Restrictions Causing Sprawl, Study Says
Builders Sponsored Analysis of Laws
Thursday, May 25, 2006; Page T04
A recent University of Maryland study casts doubt on local laws that require developers to demonstrate that there are enough roads, sewers, classrooms and other infrastructure in place before a project can be built.
The study, conducted by the National Center for Smart Growth Research and Education, was sponsored by two builders groups and was made public last month. It examined adequate public facilities ordinances, or APFOs, which are meant to discourage urban sprawl, and found that heavy reliance on them can create more sprawl.
The laws, which are on the books in 13 counties and 12 municipalities in Maryland, allow governments to deny or delay new projects if their communities do not have enough infrastructure and services to support development.

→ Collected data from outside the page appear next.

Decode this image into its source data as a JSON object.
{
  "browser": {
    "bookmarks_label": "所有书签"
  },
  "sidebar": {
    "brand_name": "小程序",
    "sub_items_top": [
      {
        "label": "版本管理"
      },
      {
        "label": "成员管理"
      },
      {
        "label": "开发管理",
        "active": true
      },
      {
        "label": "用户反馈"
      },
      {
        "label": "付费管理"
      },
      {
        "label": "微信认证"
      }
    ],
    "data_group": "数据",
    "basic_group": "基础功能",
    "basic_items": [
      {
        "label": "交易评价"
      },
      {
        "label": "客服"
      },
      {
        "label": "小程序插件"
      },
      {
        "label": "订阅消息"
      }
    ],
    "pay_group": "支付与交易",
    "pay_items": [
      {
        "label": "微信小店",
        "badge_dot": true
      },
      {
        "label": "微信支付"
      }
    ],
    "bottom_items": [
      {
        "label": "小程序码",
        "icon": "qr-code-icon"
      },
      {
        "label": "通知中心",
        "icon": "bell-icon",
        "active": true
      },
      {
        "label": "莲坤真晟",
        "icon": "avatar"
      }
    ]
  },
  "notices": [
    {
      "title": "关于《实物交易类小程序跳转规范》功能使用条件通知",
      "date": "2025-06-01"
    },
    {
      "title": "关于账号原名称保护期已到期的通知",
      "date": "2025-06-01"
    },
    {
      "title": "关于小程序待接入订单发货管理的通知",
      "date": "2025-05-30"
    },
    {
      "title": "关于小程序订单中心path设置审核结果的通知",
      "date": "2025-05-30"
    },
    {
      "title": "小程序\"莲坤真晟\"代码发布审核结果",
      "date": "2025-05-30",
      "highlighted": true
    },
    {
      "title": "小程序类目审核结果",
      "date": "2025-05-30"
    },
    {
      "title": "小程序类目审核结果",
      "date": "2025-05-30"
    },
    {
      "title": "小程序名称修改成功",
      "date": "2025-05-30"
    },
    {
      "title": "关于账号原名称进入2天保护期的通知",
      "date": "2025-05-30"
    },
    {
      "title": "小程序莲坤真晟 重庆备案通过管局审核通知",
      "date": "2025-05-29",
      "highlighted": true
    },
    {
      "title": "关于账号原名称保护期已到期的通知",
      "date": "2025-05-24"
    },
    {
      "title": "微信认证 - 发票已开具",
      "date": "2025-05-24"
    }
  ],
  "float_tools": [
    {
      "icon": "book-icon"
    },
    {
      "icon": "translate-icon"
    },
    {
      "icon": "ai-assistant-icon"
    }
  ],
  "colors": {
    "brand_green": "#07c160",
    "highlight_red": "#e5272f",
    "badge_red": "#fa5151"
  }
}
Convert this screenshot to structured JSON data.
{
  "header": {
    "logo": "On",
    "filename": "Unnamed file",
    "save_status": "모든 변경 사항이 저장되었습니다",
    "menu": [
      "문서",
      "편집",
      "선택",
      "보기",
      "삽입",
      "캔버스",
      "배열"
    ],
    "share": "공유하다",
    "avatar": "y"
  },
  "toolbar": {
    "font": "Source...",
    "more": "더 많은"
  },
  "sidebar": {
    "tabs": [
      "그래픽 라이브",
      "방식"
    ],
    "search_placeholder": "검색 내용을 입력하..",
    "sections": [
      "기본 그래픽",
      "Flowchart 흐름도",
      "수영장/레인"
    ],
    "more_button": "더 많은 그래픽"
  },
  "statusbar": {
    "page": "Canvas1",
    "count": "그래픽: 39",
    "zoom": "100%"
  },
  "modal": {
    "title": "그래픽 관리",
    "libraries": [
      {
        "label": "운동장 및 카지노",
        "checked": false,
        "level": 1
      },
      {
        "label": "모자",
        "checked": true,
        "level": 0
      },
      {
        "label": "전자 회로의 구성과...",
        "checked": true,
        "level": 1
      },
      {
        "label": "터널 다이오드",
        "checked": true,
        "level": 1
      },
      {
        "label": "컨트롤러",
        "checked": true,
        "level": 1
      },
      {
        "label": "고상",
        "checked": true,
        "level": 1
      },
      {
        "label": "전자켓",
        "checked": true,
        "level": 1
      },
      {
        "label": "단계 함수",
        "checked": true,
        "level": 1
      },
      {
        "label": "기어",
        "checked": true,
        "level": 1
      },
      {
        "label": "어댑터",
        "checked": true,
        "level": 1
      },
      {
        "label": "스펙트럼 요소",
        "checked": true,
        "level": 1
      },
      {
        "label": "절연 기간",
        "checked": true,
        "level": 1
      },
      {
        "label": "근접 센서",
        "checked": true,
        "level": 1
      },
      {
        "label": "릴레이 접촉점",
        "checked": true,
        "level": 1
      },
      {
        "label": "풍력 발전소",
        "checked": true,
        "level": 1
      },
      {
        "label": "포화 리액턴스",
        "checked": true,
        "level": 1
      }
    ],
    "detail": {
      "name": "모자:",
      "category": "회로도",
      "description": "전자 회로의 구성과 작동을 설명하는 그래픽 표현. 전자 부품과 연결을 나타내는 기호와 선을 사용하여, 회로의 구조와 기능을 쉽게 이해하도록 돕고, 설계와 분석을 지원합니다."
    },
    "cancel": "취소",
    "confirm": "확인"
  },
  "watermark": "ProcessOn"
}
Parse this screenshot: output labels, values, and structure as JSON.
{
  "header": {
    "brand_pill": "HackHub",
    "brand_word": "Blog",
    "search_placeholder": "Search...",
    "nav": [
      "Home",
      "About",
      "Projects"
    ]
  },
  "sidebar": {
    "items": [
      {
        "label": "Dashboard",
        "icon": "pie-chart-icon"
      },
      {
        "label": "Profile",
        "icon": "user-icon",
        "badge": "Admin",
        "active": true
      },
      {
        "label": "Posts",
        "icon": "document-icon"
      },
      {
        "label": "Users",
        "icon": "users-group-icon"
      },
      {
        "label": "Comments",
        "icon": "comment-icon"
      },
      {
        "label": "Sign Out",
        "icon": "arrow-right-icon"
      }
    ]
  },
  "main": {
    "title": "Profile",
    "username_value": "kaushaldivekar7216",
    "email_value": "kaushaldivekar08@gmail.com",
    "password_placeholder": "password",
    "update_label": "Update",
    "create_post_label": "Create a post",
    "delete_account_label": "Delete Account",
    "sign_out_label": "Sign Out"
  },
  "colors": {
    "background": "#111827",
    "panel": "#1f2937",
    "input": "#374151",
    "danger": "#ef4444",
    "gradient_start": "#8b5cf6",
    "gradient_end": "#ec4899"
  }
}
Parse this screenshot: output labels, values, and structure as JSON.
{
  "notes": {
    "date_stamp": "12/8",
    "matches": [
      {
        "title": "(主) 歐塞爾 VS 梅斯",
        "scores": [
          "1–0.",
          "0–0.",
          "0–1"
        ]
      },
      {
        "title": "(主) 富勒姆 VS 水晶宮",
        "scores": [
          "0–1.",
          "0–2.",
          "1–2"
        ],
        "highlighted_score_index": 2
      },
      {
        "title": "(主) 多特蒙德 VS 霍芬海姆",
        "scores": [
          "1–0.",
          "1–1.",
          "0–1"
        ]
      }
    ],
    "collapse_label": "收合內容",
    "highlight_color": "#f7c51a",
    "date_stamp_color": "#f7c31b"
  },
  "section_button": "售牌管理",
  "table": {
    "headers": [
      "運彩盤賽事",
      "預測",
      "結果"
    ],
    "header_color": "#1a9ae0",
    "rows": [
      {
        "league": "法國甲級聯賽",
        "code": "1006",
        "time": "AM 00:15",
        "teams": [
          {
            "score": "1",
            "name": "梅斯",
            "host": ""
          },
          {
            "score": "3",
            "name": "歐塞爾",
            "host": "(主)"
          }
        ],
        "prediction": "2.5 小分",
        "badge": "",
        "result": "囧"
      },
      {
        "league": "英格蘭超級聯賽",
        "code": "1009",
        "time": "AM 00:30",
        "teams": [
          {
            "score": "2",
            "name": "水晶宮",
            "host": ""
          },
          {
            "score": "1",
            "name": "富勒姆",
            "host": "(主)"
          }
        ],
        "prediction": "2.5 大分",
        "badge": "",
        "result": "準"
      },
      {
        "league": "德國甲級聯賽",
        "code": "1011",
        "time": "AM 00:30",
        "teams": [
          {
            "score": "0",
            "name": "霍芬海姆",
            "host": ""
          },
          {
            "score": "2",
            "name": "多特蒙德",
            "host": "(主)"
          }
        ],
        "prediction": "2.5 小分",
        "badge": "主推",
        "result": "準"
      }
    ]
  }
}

All of the Maryland laws, for example, require developers to show that there are enough classrooms and roads to serve new housing before such projects are approved. Some laws also cover water and sewage access. Others require that there be enough police and firefighters to respond quickly to emergencies, and some have requirements for open space and parkland.
Used properly as one tool among many in the complex planning process, such laws can shape growth in a community so that the strains -- such as traffic jams, crowded classrooms and inadequate open space -- are minimized.
But if the laws are used too rigidly, they can deflect growth from an area deemed a priority for more development -- because of its existing roads, schools and utilities -- to areas farther away from urban establishments, the study found.
"This was a tool that was designed with the hope that development would not get out ahead of the infrastructure needed to support it. It was designed as sort of a test," said Dru Schmidt-Perkins, executive director of 1000 Friends of Maryland, a group that supports managed growth.
"But the problem in my mind is that this test has ended up being the tail that wags the dog."
Stewart Schwartz, executive director of the Coalition for Smarter Growth, said his group has worked with Montgomery County officials to relax APFOs on transportation in some areas of the county that were already urbanized so that the additional growth would not go elsewhere.
Their thinking was that urbanized areas should be expected to be more congested and that housing developers should not be given an incentive to tear up more open land because the road network had not caught up with the area.
APFOs "should not be the primary tool," Schwartz said.
The recent study, which was sponsored by the Home Builders Association of Maryland and the Maryland-National Capital Building Industry Association, focused on Howard, Montgomery and Harford counties, examining the laws' effects on new housing in a three-year period.
It concluded that APFOs sometimes have been inappropriately used and are in conflict with the state's "smart growth" land-use policies.
As much as 10 percent of new housing contemplated in high-priority growth areas in those counties simply moved elsewhere because of the APFOs. As a result, the available housing stock was reduced and home prices were pushed up.
"In short, APFOs appear to be fueling the same pattern of development the state's Smart Growth policy is intended to curtail," the study says.
The study also found that the standards used to gauge the capacities of schools and roads vary greatly across jurisdictions.
Schmidt-Perkins said the study's findings match similar research; she said she was not bothered that it was sponsored by builders.
"That's how studies are funded at universities. It doesn't bother me," Schmidt-Perkins said, adding that she would be bothered if the source of the funding were not disclosed.
Stewart Schwartz, however, said he was somewhat troubled by the study's sponsorship. "I'd certainly feel more comfortable if it were sponsored by an array of groups," he said.